Fake Honey Is A Problem And Science Can Solve It - If Government Gets Out Of The Way

By Hank Campbell — Jan 17, 2018
Adulterated honey, meaning it has been diluted with other substances, has been an issue for as far back as honey has been sold.(1) One of the reasons we know so much about the composition of the sweetener is due to efforts from the 1960s on to fight fraud. Today, it is most likely to be mixed with high fructose corn syrup because, as you probably know, that is about the same in fructose.

Adulterated honey, meaning it has been diluted with other substances, has been an issue for as far back as honey has been sold.(1) One of the reasons we know so much about the composition of the sweetener is due to efforts from the 1960s on to fight fraud. Today, it is most likely to be mixed with high fructose corn syrup because, as you probably know, that is about the same in fructose.

Consumer fraud happens in lots of areas, we talk about supplements and homeopathy all of the time, but USDA can't fix those.(2) They can, however, get expert guidance on how to detect honey fraud using modern science. And they did, almost a year ago, in a 21-page report by Michael T. Roberts, executive director of the Resnick Program for Food Law and Policy at University of California Los Angeles titled "Recommended Strategies to Address Economic Adulteration in Honey".

Yet it's never been published, which seems strange. Honey is a $327 million industry, according to the Department Of Agriculture’s National Agricultural Statistics Service Annual Honey Report from 2017, which means it is a huge business segment that needs protection from fraud so consumers don't become jaded and legitimate sellers aren't cheated. Beekeepers previously lobbied the Obama administration's FDA to create a legal “standard of identity” for honey but as happened with olive oil, arguably the most faked product in the western world, FDA refused. USDA is, by its job description, more sympathetic to the concerns of legitimate food sellers and consumers. They know people are paying for labels like ‘certified organic’ or ‘USDA Grade A’ from their organization and those labels are meaningless if government has no clue whether the product has been mixed in with something else.

So why is the the National Honey Board, part of USDA, sitting on it?
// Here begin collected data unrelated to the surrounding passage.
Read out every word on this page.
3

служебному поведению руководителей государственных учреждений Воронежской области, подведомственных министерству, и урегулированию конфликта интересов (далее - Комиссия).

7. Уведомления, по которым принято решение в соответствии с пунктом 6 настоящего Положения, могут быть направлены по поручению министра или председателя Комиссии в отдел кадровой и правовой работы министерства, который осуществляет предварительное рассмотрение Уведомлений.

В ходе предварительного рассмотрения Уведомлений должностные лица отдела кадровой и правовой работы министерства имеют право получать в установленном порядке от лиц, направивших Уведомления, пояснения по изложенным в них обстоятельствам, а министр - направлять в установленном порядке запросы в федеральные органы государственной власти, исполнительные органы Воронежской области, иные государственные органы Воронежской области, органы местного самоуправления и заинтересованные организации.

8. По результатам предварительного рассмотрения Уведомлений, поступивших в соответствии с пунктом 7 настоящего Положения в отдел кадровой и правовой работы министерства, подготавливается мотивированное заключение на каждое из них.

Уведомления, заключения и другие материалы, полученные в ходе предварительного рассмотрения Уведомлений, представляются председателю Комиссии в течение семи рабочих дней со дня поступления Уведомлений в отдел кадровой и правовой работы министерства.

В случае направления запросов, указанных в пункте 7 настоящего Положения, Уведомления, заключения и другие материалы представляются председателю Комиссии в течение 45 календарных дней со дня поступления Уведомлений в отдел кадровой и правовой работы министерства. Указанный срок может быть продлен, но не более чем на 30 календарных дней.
USDA says they are but the author of the reports said at a conference he was told it is not the honey committee but instead the Agricultural Marketing Service division of USDA.

So it is unclear which part of government is even preventing its publication. That makes why they are preventing it even less transparent, especially since the new administration has declared they intend to be more evidence-based than the previous one. One compelling recommendation in the report, which Politico journalists obtained, is the use of Nuclear Magnetic Resonance testing to detect fraud. Will organic honey sellers be okay with science to verify their products? (3) Thin-layer chromatography and mass spectrometric stable carbon isotope ratio analysis have been used in the past but they are not necessarily trustworthy because some of the same compounds in cane sugar, beet sugar or corn syrup are also in pure honey. Corporate media are no help. Food Safety News, founded by a trial lawyer who sues food companies, and politically sympathetic scaremongering groups like Mother Jones even manufactured claims that supermarket honey was not "real" honey because Americans prefer that honey crystallizes less quickly and so had more pollen filtered out. They implicitly suggested that their advertisers, organic groups, were selling the real stuff even though it uses identical diatomaceous earth filters.

None of that was true but it's hard for the mainstream public to know. Government could help by putting out guidelines for volunteer testing. Food groups could then market how much better their product is rather than the decades-long "nocebo" technique of putting what they don't have on labels.

All USDA will say is that that AMS and the National Honey Board were providing "technical corrections" to the draft report. Editing science reports? And here we were told this administration would be a lot different than the previous one.

NOTES:

(1) Around 400 A.D. in written logs. Honey usage much longer. Cave paintings place that at 6,000 B.C.

(2) And the Clinton administration's 1994 DSHEA law made it impossible to regulate them until they kill people.

(3) Many of them have already abandoned that segment because it is hard to produce honey when you can't kill pests using the best scientific methods or you'll lose your organic sticker.